Andrew’s Four-Step Process for Profiting From Constraints

Step 1: Identify the Constraint

The first step is to identify your weakest link – this is the factor that’s holding you back the most.

Start by looking at the processes that you use regularly. Are you working as efficiently as you could be, or are there bottlenecks – for example, because your people lack skills or training, or because you lack capacity in a key area?

Look at where you see the problem and ask “Why?” up to five times (the Five Whys Technique) to get from the surface problem to the root cause.  This way you can address the underlying problem, rather than dealing with the surface issue, and avoid the problem re-surfacing later elsewhere.  If you have a number of weak factors then use Pareto Analysis (also known as the 80/20 rule) to identify which one, if addressed, will have the greatest impact.

Step 2: Manage the Constraint

Once you’ve identified the constraint, you need to figure out how to manage it. What small changes can you make to increase efficiency in this area and cure the problem, without committing to potentially expensive changes?  Your solutions will vary depending on your team, your goals, and the constraint you’re trying to overcome.

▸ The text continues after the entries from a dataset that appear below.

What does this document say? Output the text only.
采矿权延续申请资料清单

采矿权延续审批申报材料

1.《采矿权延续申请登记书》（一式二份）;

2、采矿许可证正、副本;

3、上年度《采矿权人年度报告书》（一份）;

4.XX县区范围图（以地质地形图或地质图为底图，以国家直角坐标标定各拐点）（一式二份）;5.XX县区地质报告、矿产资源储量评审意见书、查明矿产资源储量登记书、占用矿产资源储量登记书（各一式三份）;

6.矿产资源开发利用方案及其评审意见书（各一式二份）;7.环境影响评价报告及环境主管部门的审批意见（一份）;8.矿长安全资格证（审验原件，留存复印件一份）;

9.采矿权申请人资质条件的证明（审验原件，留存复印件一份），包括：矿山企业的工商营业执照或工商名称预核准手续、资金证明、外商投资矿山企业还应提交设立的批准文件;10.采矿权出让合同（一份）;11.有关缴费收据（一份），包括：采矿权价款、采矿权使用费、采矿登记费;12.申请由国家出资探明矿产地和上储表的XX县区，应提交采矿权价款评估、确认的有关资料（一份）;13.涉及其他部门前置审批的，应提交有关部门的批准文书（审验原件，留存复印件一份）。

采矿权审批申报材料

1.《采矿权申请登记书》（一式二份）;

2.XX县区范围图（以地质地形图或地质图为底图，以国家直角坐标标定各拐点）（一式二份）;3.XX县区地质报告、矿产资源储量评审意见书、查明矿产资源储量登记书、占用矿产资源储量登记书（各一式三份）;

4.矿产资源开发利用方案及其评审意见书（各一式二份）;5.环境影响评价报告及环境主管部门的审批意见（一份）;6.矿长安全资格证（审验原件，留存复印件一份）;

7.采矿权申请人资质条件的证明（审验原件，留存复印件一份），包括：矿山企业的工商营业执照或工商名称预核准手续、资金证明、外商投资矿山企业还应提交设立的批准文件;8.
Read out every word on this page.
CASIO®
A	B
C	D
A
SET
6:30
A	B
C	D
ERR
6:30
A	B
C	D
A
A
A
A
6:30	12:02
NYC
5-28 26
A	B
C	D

Step 3: Evaluate Performance

Now review how you are performing with the simple changes you’ve put into place. Is the constraint still causing problems? If it is, you need to do whatever you can to solve the issue.  You may need to look at further changes which may take more resources, time, investment or effort to further address.  For example, using a “Magic Wand” question can help achieve this (i.e. “If I could do anything to remove the constraint(s) and improve performance what could I do?”)  Look at the ideas created and then rank them according to suitable criteria.  This will stimulate a good discussion and enable further ideas to be developed, and the most suitable decision to be made.

For instance, do you need to invest in new equipment, outsource certain tasks, or take on more ?

Step 4: Start Over

Once you’ve eliminated the constraint, you can move back to step 1 and identify another constraint. This is an on-going process, not a one-off event, which allows you to continually improve and to address and pre-empty changes in the four areas (Economic, Government, Industry and Business) as they may occur.

So what are your constraints, your priorities and what do you want to achieve?  Work through this process for yourself and see what opportunities you can develop – you will be pleasantly surprised.